- Interactive map of Mongalkote archaeological site
- 23°31′17″N 87°50′02″E﻿ / ﻿23.5213994°N 87.833953°E
- Type: Chalcolithic Settlement
- Periods: Chalcolithic, agricultural era and medieval period.
- Location: Purba Bardhaman, West Bengal, India

Site notes
- Excavation dates: from 1986 to 1990

= Mongalkote archaeological site =

Mongalkote archaeological site is located in Purba Bardhaman district of West Bengal. Archeological excavations have revealed seven phases of cultural significance between 2000 BC to 1800 AD. After a detailed study of all the finds from this region, it has been possible to determine seven levels of human settlement. Period I represent the Chalcolithic era; Period II agricultural era; Period III is the Maurya-Sunga period; Period IV relates to the Kusana period; Period V is the Gupta era; And Periods VI and VI are the medieval period.

==Location==
It is situated on the right bank of the Kunur river and 3 km south of the Ajay river at Natunhat in Purba Bardhaman district.

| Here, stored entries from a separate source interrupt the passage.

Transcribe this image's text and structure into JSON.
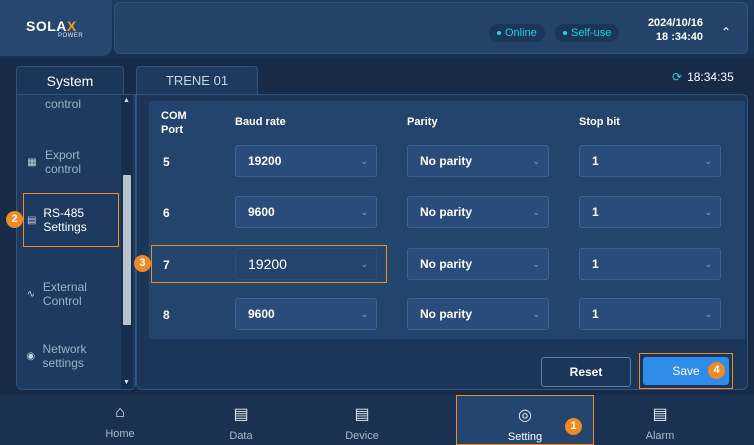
{
  "header": {
    "logo_main": "SOLA",
    "logo_x": "X",
    "logo_sub": "POWER",
    "status_online": "Online",
    "status_mode": "Self-use",
    "date": "2024/10/16",
    "time": "18 :34:40",
    "collapse_icon": "chevron-up-icon"
  },
  "left_tab": {
    "label": "System"
  },
  "sidebar": {
    "items": [
      {
        "label": "control",
        "icon": "control-icon"
      },
      {
        "label": "Export control",
        "icon": "export-icon"
      },
      {
        "label": "RS-485 Settings",
        "icon": "rs485-icon"
      },
      {
        "label": "External Control",
        "icon": "external-icon"
      },
      {
        "label": "Network settings",
        "icon": "globe-icon"
      }
    ]
  },
  "main": {
    "tab_label": "TRENE 01",
    "sync_time": "18:34:35",
    "columns": {
      "port": "COM Port",
      "baud": "Baud rate",
      "parity": "Parity",
      "stop": "Stop bit"
    },
    "rows": [
      {
        "port": "5",
        "baud": "19200",
        "parity": "No parity",
        "stop": "1"
      },
      {
        "port": "6",
        "baud": "9600",
        "parity": "No parity",
        "stop": "1"
      },
      {
        "port": "7",
        "baud": "19200",
        "parity": "No parity",
        "stop": "1"
      },
      {
        "port": "8",
        "baud": "9600",
        "parity": "No parity",
        "stop": "1"
      }
    ],
    "reset_label": "Reset",
    "save_label": "Save"
  },
  "annotations": {
    "b1": "1",
    "b2": "2",
    "b3": "3",
    "b4": "4"
  },
  "nav": {
    "items": [
      {
        "label": "Home",
        "icon": "home-icon"
      },
      {
        "label": "Data",
        "icon": "chart-icon"
      },
      {
        "label": "Device",
        "icon": "device-icon"
      },
      {
        "label": "Setting",
        "icon": "settings-icon"
      },
      {
        "label": "Alarm",
        "icon": "alarm-icon"
      }
    ]
  },
  "colors": {
    "accent_orange": "#f08a24",
    "save_blue": "#2f8ce8",
    "status_cyan": "#22d0e0"
  }
}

The archaeological site is geographically located at 23 degrees 31 minutes north latitude and 87 degrees 53 minutes east longitude.

==History==
Historian R. D. Banerji came to this place in 1915 AD, but no excavation was undertaken at that time. Ekadi Das approached the Director of Archeology Department, Government of West Bengal in 1962 AD and gave him some copper coins, which are now preserved in the Ashutosh Museum. Finally, a series of excavations were conducted from 1986 AD to 1990 AD, University of Calcutta's Department of Archeology participated in the excavation.